Поселившись снова в Лондоне, Бокль даже не подумал ни о профессиональном занятии, ни об университете. Первое претило ему, второй вызывал искреннее презрение. «Как бы должен был напасть Локк на наши знаменитые университеты и общественные школы, – восклицает Бокль, – если бы увидел их! Половина того, что там преподается, недоступна разуму человеческому, а другая половина бесполезна для него. Оттого мы нередко видим так называемых высокообразованных людей, исполненных предрассудков: образование не только не помогло их развитию, а затормозило его».
Не справляясь о мнении окружающих, не обращая ни малейшего внимания на то, что положение молодого, ничем, по-видимому, не занятого человека, тем более сына купца, представлялось довольно странным с точки зрения общепринятых правил поведения, он решился заниматься сам. К полной своей самостоятельности он относился не только бережно, но и ревниво. Любопытно, что, будучи знаком даже с Галламом, он ни разу не спросил у него совета, хотя знаменитый историк и предлагал ему свои услуги в этом отношении. Его гордость, честолюбие и самоуверенность были безграничны, а результаты его работы доказали, что он имел право на это. Несколько отрывков из его дневника покажут нам, как он проводил свое время.

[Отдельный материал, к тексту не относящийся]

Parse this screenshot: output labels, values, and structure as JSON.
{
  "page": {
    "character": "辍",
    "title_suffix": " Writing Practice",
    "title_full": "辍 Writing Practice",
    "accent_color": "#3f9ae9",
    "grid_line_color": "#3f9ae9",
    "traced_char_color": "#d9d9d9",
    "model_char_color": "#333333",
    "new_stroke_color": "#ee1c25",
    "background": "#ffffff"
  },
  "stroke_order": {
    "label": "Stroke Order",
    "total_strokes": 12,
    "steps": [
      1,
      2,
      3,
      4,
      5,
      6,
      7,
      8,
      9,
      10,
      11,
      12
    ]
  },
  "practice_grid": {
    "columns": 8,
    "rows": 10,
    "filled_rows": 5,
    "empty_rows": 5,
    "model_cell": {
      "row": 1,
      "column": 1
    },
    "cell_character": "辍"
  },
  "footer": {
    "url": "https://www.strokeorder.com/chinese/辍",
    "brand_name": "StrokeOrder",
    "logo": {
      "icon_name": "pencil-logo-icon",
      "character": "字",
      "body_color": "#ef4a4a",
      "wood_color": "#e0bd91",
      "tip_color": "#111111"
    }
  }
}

От 15 октября 1842 г. мы читаем: «Переехав сегодня на новую квартиру – Norfolk Street № l – и устроившись на ней, я задумал завести дневник, главным образом для того, чтобы иметь возможность следить за собственным чтением и подводить итоги сделанному. До сих пор я читал хотя и много, но, к сожалению, без системы и строгой программы. Поэтому-то я и решился, начиная с сегодняшнего дня, посвятить все свои силы изучению средневековой истории и литературы. К выбору предмета меня побуждает не только его интерес – хотя эта причина немаловажная – но и то обстоятельство, что средние века до сих пор изучены еще очень мало и редко привлекали к себе внимание истинных людей науки. А честолюбие подсказывает мне, что долгий ряд упорных усилий в соединении с дарованиями – во всяком случае большими средних – увенчается в конце концов громким успехом… Возвращаюсь, однако, к своему дневнику. Я встал сегодня в половине восьмого утра и до девяти часов был занят приведением в порядок своих книг, одежды и т. д. В девять я позавтракал, а затем начал писать свой дневник, что вместе с письмом к мисс Ш… заняло у меня время до половины одиннадцатого. От половины одиннадцатого до половины двенадцатого я читал „Историю средних веков“, напечатанную в „Энциклопедии“ Ларднера, справляясь все время с сочинениями Галлама и кратким руководством Гавкинса для проверки хронологических данных. Я дошел таким образом от вторжения Хлодвига до убийства Сигеберта Фредегундой в 575 году. При чтении я, как обыкновенно, делал многочисленные выписки…»
От 25 октября 1842 г.: «Общий обзор истории Франции занял у меня десять дней, но один день я совершенно был не в состоянии читать, так как был слишком густой туман, и вообще все это время я чувствовал себя не вполне бодрым. Итак, кладу на историю отдельной страны в средние века восемь дней. Я намерен прежде всего ознакомиться, хотя бы быстро и поверхностно, со средневековой историей Европы, а затем перейти к тщательному изучению подробностей, выбирая для этого лучшие и наиболее законченные произведения».
От 26 октября 1842 г.: «Не завтракал до десяти часов. Закончил хронологическую таблицу средневековой Франции и перелистывал труды по истории Германии и Италии, соображая, за которую следует приняться сначала. Остановился на Германии».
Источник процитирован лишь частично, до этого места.